In a certain sense Spinoza realizes that we are both external to events as human beings, and internal to them. Which is to say that because human beings do not comprise a kingdom within the kingdom of Being, but rather ultimately are expressions of it, though our passings between Heideggerian veiled and invisible realms seems to lock ourselves in, the greatest portion of our capacity to ingest our abstactions seems to be that like a water-mammal: when we go under the surface in performance with objects and they seem to recede into optical invisibility, because we too are made of the same stuff (the same primary connections between body and mind) and thus are in communication with it, when things appear to vanish into equipment, this is livingly so as an expressive state such that our growingly extensive bodies become inhabited across their dimension with perception and internal revelation. Subcutaneously there is conscious revelation in the experience of powers and Joys such that never is that world in-cognizant. We become what we know in action because we are already conjoined to it, however confusedly.

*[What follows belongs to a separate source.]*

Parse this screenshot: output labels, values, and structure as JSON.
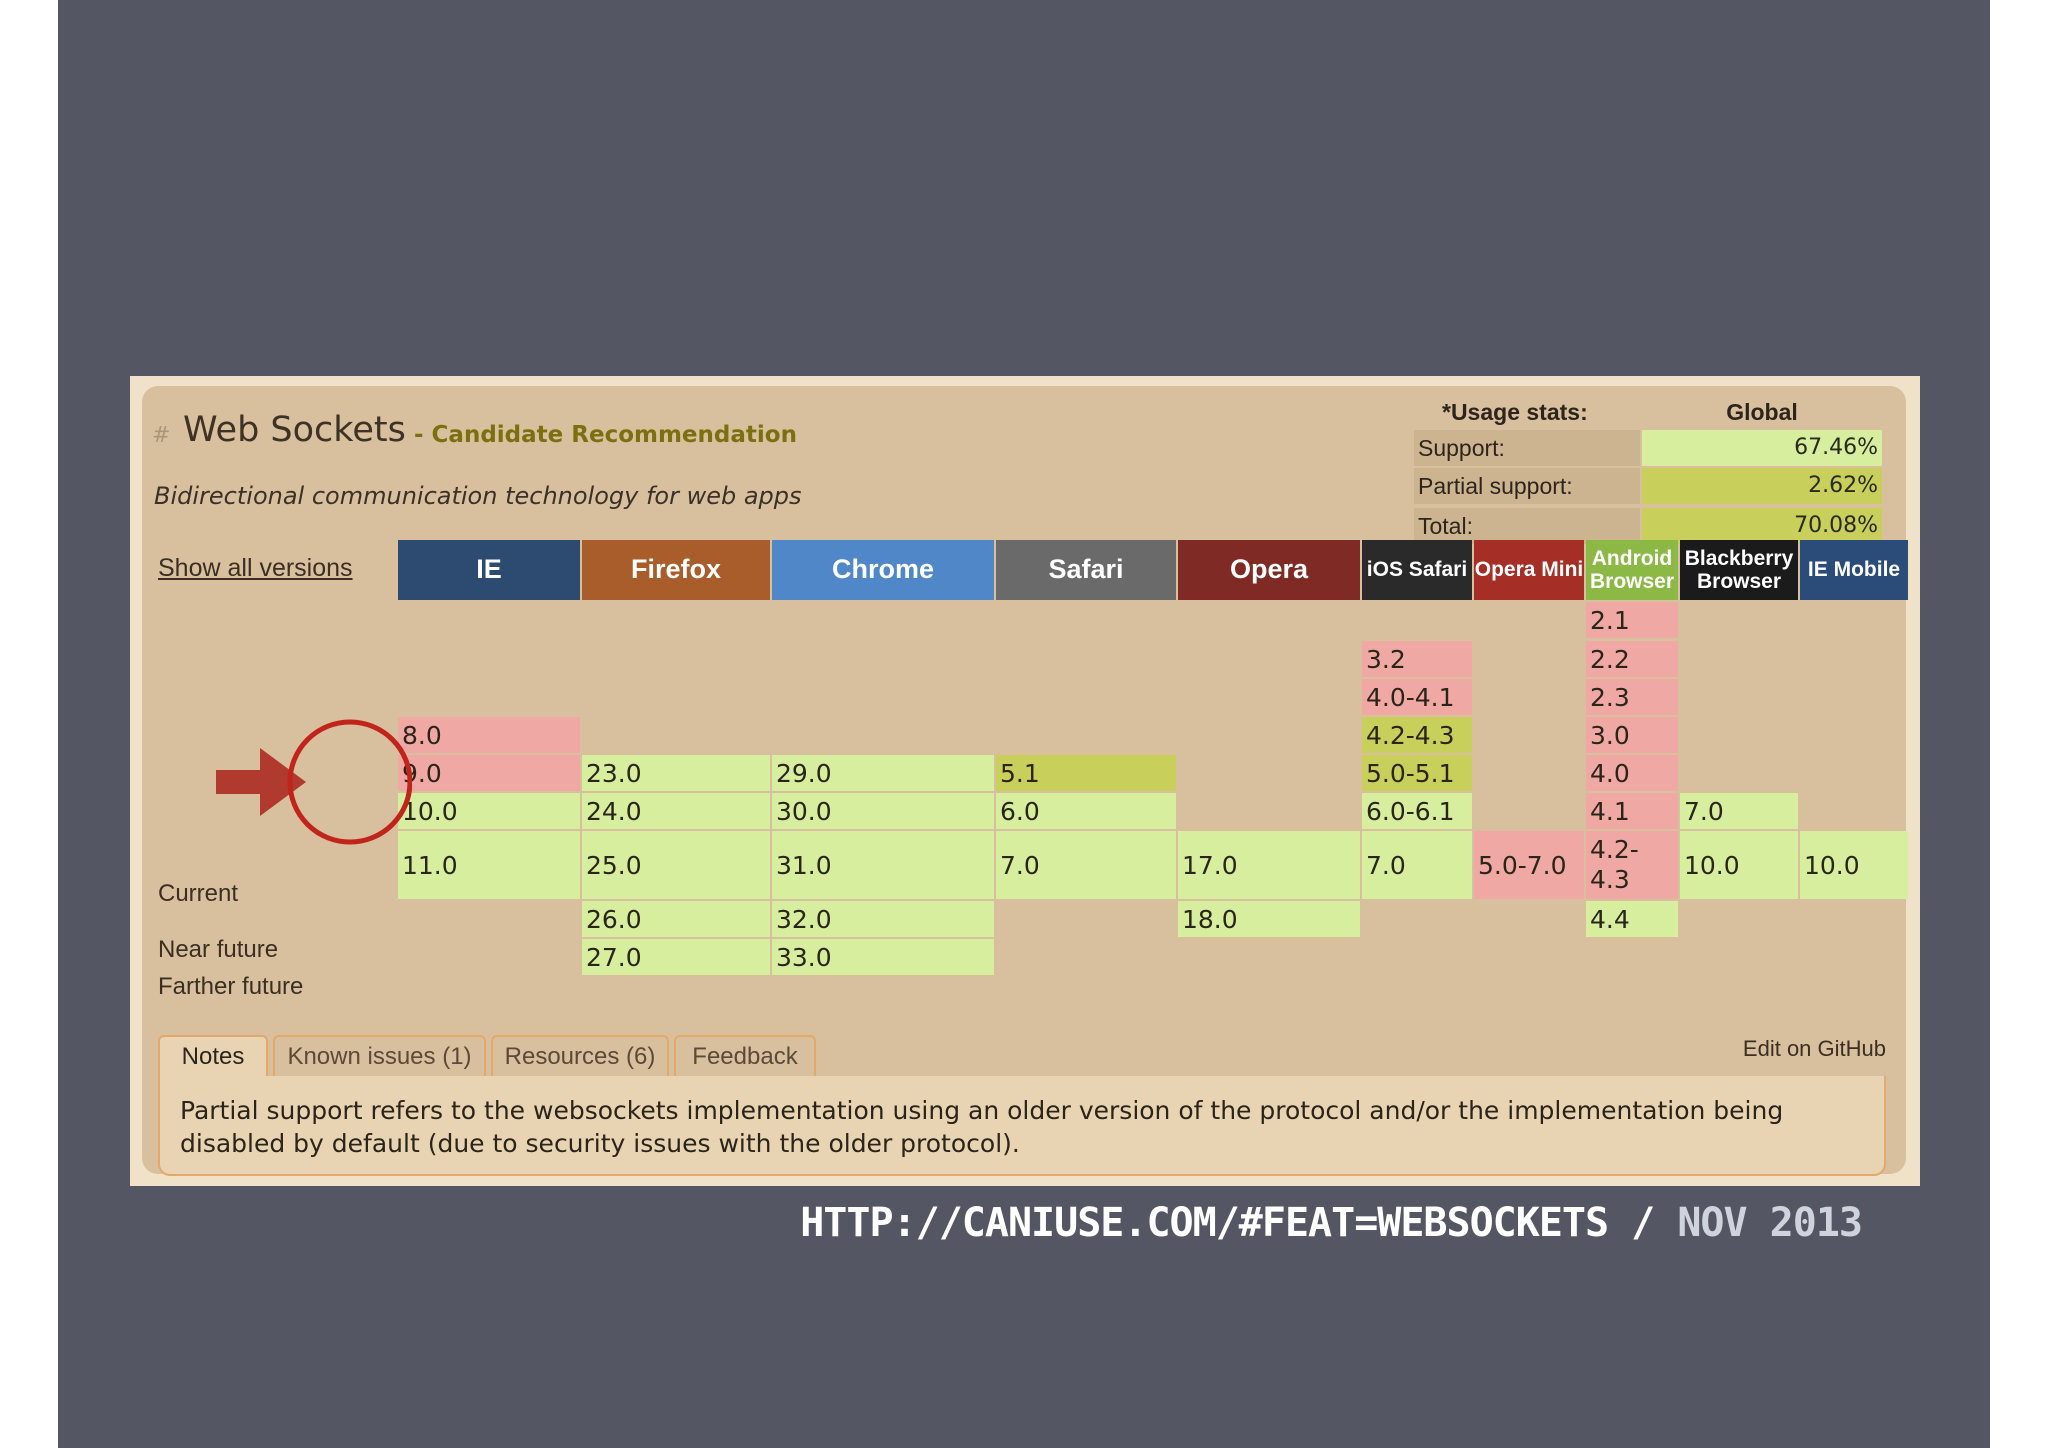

For those who want a world that is fractured, alienating, eruptive, weird, schizophrenic, I believe that there is plenty of room for that on the lived Spinozist plane of affective, bodily cybernetic reveal. There are disruptive paths that leap between local minima, that makes of one object the surprising neutron star of rays and beams. What is important though is not to naturalize our alienations as metaphysical boundaries in their own right, and so to see that the bridgings between this ontological moment so constituted by your relations, and the ones they follow, can rightfully have a path as vectored and free as our capacity to grasp and combine as we can make it. There can be no real hiding when we are part of the hidden, by degrees.